There was a time when she was the parent of my thoughts. Fran was in control, and I was just a child, fearful of the exchange if I didn’t listen. She created labels, she created refuge, she created a space to wallow with comfort. She regulated my identity with the thoughts my parents, peers, and society implemented. And truth be told, my parents, my peers and my society are a mess.
So who do I turn to when in need of defense? Who do I turn to when in need of a boost? Who do I turn to when I’m in an argument or conflict and feel unheard?
I turn to my ability of mindfulness. I turn to compassion for myself and my peers. I step out of my patterned ego and realize that her defense is my self-destruction. I forgive myself. I release myself from the narrative. And I meet myself with love in the moment.
Fran is cool, but she needed to know her place.

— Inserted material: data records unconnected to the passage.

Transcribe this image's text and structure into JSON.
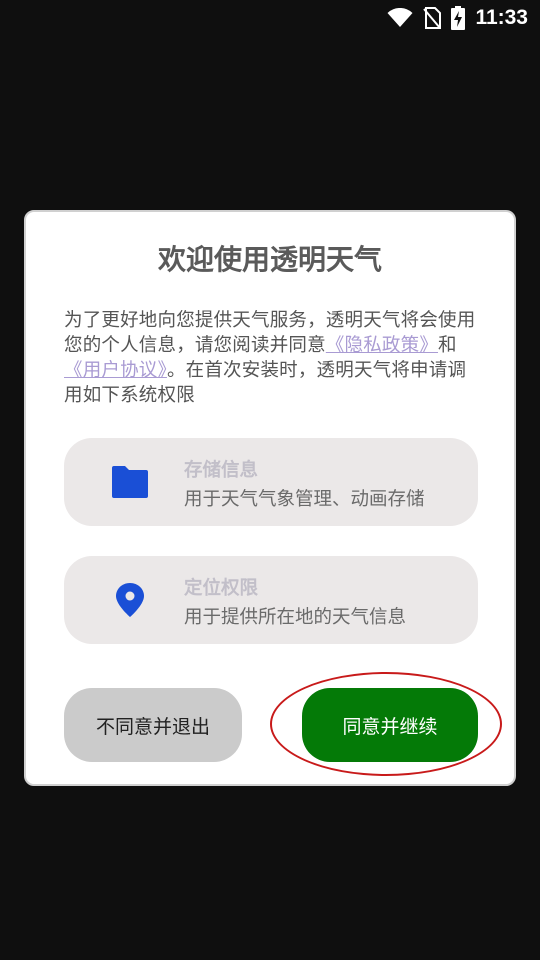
{
  "status_bar": {
    "time": "11:33",
    "icons": [
      "wifi-icon",
      "no-sim-icon",
      "battery-charging-icon"
    ]
  },
  "dialog": {
    "title": "欢迎使用透明天气",
    "description": {
      "part1": "为了更好地向您提供天气服务，透明天气将会使用您的个人信息，请您阅读并同意",
      "privacy_link": "《隐私政策》",
      "and": "和",
      "agreement_link": "《用户协议》",
      "part2": "。在首次安装时，透明天气将申请调用如下系统权限"
    },
    "permissions": [
      {
        "icon": "folder-icon",
        "title": "存储信息",
        "description": "用于天气气象管理、动画存储"
      },
      {
        "icon": "location-pin-icon",
        "title": "定位权限",
        "description": "用于提供所在地的天气信息"
      }
    ],
    "buttons": {
      "exit_label": "不同意并退出",
      "agree_label": "同意并继续"
    }
  },
  "colors": {
    "primary_button": "#047a07",
    "secondary_button": "#cbcbcb",
    "link": "#a99bd3",
    "icon_blue": "#1a4fd6",
    "highlight": "#c81a1a"
  }
}
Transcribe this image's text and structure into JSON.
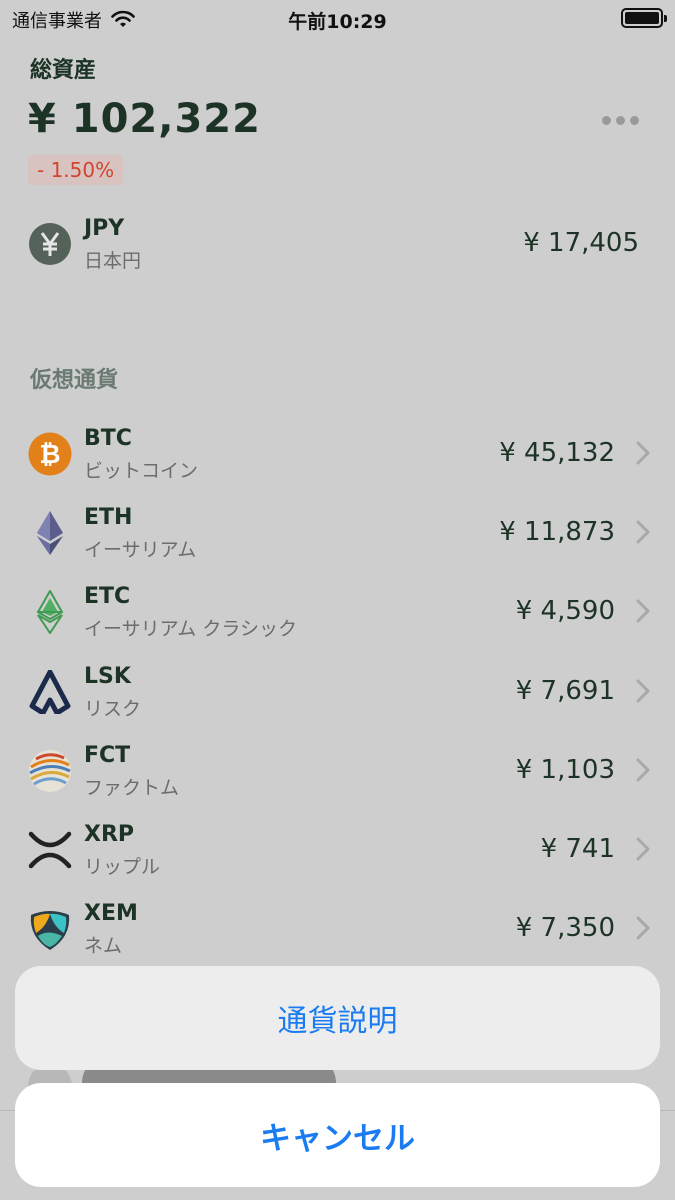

Her place is to remind me of where I came from. And my place is to tell her where I’m going despite where I’ve been.
So I sent my self-worth to school. I got a good tutor called mindfulness, I listened to her through meditation. I moved with her through yogic breathing and superhero posing. And then introduced her to my ego.
We’re still working out the kinks. Sometimes Fran goes on a power trip and needs to be checked. But for the most part, she listens. She respects the process.
And when she doesn’t …. The fly swatter comes out.